BioNTech expects to be $18.6B richer after this year as Covid boosters churn out more data. But it won't change much
Pfizer unveiled the riches that its Covid-19 vaccine is showering on itself and partners at BioNTech when it pegged 2021 sales at $33.5 billion. If the German biotech — which is in charge of designing the current vaccine and future mRNA boosters — is right, it could become a major revenue pillar for years to come.
At its latest quarterly update, BioNTech forecasts a €15.9 billion ($18.6 billion) cut for itself by the end of the year, after bagging €2.0 billion ($2.4 billion) in the first half.
The future BioNTech is outlining as a major mRNA player offers an interesting contrast with Moderna, which has signaled it will channel its overnight wealth into new bets on gene editing and gene therapy. Sure, there might be some deals to add combo candidates, but BioNTech made it clear the plan is to focus on infectious disease and immuno-oncology, with a broad pipeline it’s already started putting in place, featuring 15 programs and 18 clinical trials.

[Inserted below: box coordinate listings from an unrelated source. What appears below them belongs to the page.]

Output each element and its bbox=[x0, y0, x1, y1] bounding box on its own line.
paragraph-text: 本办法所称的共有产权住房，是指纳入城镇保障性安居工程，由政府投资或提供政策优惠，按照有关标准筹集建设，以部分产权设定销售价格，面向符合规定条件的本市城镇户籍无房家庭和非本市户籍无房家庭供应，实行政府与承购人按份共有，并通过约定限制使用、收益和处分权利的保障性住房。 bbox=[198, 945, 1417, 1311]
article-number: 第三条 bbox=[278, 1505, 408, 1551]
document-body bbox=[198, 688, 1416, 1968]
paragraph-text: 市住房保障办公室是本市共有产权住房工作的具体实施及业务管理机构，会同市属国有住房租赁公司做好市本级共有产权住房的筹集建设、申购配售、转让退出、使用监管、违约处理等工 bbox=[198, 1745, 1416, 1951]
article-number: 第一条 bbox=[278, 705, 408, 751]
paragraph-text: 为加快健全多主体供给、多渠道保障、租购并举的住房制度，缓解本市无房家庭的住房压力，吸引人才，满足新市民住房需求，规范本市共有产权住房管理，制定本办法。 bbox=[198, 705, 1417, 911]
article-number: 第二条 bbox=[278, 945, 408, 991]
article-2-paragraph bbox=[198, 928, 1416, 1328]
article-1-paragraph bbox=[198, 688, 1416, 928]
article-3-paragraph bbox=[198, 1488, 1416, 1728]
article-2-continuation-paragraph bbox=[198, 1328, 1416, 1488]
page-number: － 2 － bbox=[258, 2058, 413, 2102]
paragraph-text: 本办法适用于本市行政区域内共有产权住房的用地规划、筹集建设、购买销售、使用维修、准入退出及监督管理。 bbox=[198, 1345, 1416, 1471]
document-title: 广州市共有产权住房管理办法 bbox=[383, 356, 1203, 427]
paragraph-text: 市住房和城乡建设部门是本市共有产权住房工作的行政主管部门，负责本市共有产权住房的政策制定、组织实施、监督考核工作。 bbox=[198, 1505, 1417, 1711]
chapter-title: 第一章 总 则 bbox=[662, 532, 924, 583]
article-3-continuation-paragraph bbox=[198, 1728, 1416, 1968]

Unlike Moderna, BioNTech is also not shying away from modalities outside of mRNA to get there — be it small molecule immunomodulators, antibodies, TCR cell therapies or biologics.
Reiterating what they see as a need to boost the two-dose regimen with a third shot six to 12 months later, execs say the best approach would be to adopt the current vaccine — which is based on the wild-type, ancestral strain — for the booster.
Swapping out the strain for emerging variants is “technically possible” and would only take about 100 days under the current setup, CEO Uğur Şahin said. The team is already running a trial for the Beta variant while launching another against the Delta variant. But the key question is “when is the best time to change our plan” so that they don’t end up making a decision that turns out to be wrong down the road.
He raised the example of influenza, where the WHO defines the relevant strain every year for vaccine manufacturers to follow in updating their jabs.
“We do not yet have such a situation for the coronavirus,” he said. “And the challenge at the moment, the global challenge is that there are different variants on different continents. Even though the Delta variant is dominating North region, there are other regions like South Africa,” where the Beta variant is more prevalent.
Meanwhile, BioNTech plans to keep “accelerating and broadening” the rest of the pipeline, with the recent acquisition of Gilead subsidiary Kite’s TCR platform as an example of how it might do that. On top of a manufacturing site in Maryland, that deal brought 50 cell therapy experts to BioNTech, including a cell therapy production crew and a personalized neoantigen TCR research team.
When asked whether BioNTech would be looking to add a PD-1 drug to anchor its I/O portfolio — the only question from analysts that was not about boosters — Sahin said it “could be an option” if it fits the criteria.
We have, at the moment, our own I/O molecules also with the PD-1 blockade function in development as you know, and anti-PD-L1 plus for the 41BB bispecific is one of the positives. And we have internal programs also addressing additional I/O passes. And in the next 12 to 18 months, we will certainly come up with this deal, allowing us to increase our pipeline to further gain combination partners for the vaccines and immune modulators that we have already in placed.